Sherdog.com’s 2009 Year-End Awards: The Complete List

Sherdog.com StaffJan 19, 2010
D. Mandel/Sherdog.com


Breakthrough Fighter of the Year: Jon Jones
By Jack Encarnacao (jencarnacao@sherdog.com)

Whether he was delivering graceful spinning elbows or untamed carnage from the mount, Jon Jones left his mark in the sport, and on his opponents’ faces, in 2009.

Little known in the mixed martial arts world before his bout against Stephan Bonnar in January, the 22-year-old light heavyweight is set to start 2010 as a headliner for the second consecutive time on cable television against Brandon Vera in March.
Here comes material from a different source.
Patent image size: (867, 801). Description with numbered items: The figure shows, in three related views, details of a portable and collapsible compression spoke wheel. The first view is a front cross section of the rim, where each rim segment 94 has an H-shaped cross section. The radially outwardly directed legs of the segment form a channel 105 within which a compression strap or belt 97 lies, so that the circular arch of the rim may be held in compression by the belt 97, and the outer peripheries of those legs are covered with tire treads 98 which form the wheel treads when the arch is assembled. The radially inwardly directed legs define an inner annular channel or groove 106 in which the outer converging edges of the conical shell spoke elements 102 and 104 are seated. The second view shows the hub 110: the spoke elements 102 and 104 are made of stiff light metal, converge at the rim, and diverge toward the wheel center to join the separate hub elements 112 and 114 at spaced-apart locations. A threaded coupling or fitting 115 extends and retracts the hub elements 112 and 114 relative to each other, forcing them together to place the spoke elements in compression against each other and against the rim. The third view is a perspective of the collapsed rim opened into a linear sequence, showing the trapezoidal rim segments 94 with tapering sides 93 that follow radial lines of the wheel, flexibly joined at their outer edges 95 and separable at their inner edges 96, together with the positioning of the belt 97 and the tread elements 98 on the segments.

The groundswell of buzz started in his fight against Bonnar at UFC 94, as the Endicott, N.Y., product threw Bonnar with an eclectic array of suplexes and also landed unorthodox elbows and knees. While he fatigued considerably toward the end of the three-round fight, it was his fits of dynamic offense and timing that proved most memorable.
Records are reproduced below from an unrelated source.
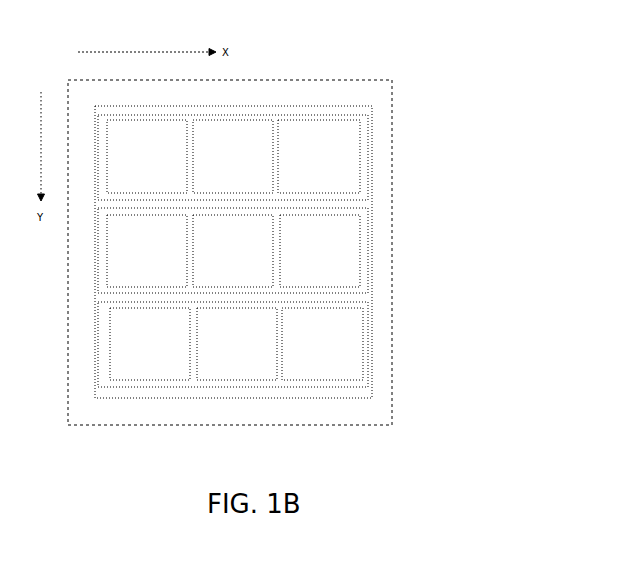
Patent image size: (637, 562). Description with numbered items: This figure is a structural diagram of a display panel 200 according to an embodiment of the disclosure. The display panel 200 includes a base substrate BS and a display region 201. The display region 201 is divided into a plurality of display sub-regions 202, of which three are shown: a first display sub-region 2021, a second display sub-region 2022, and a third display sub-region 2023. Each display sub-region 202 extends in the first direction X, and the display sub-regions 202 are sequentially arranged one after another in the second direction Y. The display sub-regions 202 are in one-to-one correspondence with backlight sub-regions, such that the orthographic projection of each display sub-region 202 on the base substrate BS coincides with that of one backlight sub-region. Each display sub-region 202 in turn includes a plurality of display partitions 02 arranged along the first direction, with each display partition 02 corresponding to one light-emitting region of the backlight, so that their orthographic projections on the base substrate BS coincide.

The display panel 200 is at (265, 234).
The base substrate BS is at (392, 393).
The display region 201 is at (372, 196).
The display sub-region 202 is at (279, 251).
The first display sub-region 2021 is at (370, 153).
The second display sub-region 2022 is at (370, 252).
The third display sub-region 2023 is at (370, 347).
The display partition 02 is at (235, 250).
Greg Jackson, who ended up bringing Jones into his lauded New Mexico camp toward the end of the year, remembers the atmosphere after Jones’ Octagon unveiling.

Dave Mandel/Sherdog.com

Sky's the limit for Jon "Bones" Jones.
“There’s this kid who nobody knew who was fighting Stephan, and all of a sudden he was throwing him all over the place,” Jackson said. “We were like, ‘Who is this kid?’”

That big-stage debut, followed by a submission win over Jake O’Brien and a dominant handling of Matt Hamill, locked in Jones as Sherdog’s Breakthrough Fighter of the Year for 2009.
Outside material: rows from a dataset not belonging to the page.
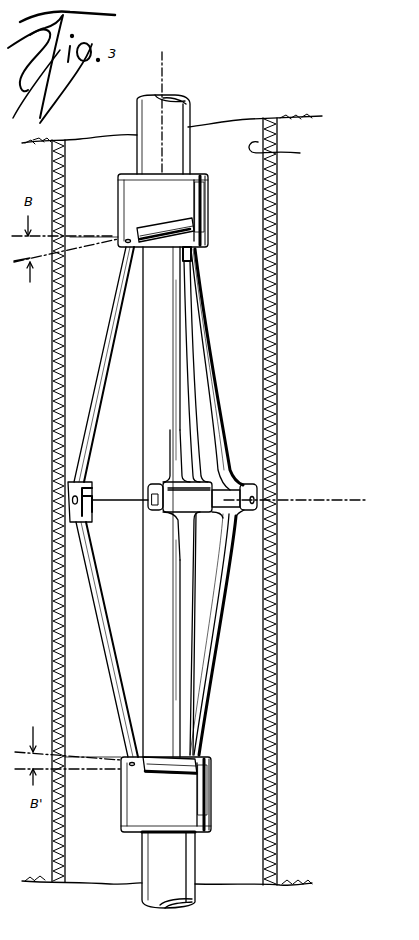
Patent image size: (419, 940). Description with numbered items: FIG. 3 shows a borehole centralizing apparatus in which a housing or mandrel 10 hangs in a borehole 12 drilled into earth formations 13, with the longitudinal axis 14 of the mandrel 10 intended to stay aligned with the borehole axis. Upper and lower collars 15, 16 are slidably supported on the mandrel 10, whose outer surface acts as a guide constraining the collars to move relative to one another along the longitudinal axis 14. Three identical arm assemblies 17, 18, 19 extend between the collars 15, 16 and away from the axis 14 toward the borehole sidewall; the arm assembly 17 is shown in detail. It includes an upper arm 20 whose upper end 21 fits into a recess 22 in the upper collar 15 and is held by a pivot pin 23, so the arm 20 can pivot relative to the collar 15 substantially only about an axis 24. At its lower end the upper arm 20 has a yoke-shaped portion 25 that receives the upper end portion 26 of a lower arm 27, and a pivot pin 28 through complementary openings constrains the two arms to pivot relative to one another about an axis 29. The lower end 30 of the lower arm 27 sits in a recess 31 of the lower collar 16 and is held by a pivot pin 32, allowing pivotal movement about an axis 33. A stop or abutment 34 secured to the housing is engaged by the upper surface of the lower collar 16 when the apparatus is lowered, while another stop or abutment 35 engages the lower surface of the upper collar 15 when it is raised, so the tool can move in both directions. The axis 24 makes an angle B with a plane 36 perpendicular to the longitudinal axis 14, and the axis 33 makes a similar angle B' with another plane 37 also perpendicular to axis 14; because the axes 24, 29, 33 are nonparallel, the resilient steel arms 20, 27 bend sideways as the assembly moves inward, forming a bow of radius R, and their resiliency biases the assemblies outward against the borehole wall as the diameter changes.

The housing or mandrel 10 is at (186, 100).
The borehole 12 is at (284, 152).
The earth formations 13 is at (300, 204).
The longitudinal axis 14 is at (164, 57).
The upper collar 15 is at (209, 193).
The lower collar 16 is at (212, 815).
The arm assembly 17 is at (178, 392).
The arm assembly 18 is at (98, 355).
The arm assembly 19 is at (230, 393).
The upper arm 20 is at (178, 302).
The upper end 21 is at (164, 228).
The recess 22 is at (153, 223).
The pivot pin 23 is at (205, 214).
The axis 24 is at (80, 248).
The yoke-shaped portion 25 is at (170, 478).
The upper end portion 26 is at (178, 517).
The lower arm 27 is at (186, 630).
The pivot pin 28 is at (148, 500).
The axis 29 is at (305, 500).
The lower end 30 is at (162, 776).
The recess 31 is at (173, 775).
The pivot pin 32 is at (210, 768).
The axis 33 is at (84, 758).
The stop or abutment 34 is at (200, 584).
The stop or abutment 35 is at (192, 258).
The plane 36 is at (80, 237).
The plane 37 is at (84, 770).
The radius R is at (178, 415).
In 12 months, Jones defined “putting yourself on the map,” so much so that he’s now on the short list of young fighters that fans, officials and observers quickly recite when asked who the sport’s future superstar and standard-bearers could be.

Jones had a hiccup against Matt Hamill on Dec. 5, a fight that got top billing on Spike TV and was looking like a signature performance. A national junior college wrestling champion, Jones hit a trip takedown that separated Hamill’s shoulder and left him prone for a violent ground-and-pound assault from the mount.

In his haste to finish, however, Jones switched from punches to illegal “12-to-6” downward-trajectory elbows that resulted in his being disqualified. Jones’ camp unsuccessfully appealed the call to Nevada’s athletic commission.

Even though his fight record for 2009 reads 2-1, the circumstances of the loss spoke to Jones as a blossoming fighter. The challenge for his coaches in 2010 will be to harness Jones’ natural athletic gifts into airtight MMA technique. The Hamill fight could just as easily prove a formative moment in his maturity as it could a sign of weakness that could hold him back.

“He learned that he has to be a little more controlled and be careful about executing techniques,” said Jackson, whose first training camp with Jones was for the Hamill fight. “Hamill was definitely a good step up in competition, and in my opinion (Jones) never looked so good. It was pretty much one-sided domination. I thought he improved a lot, and that, if anything, what he learned is that he can be confident in his style and go for it.”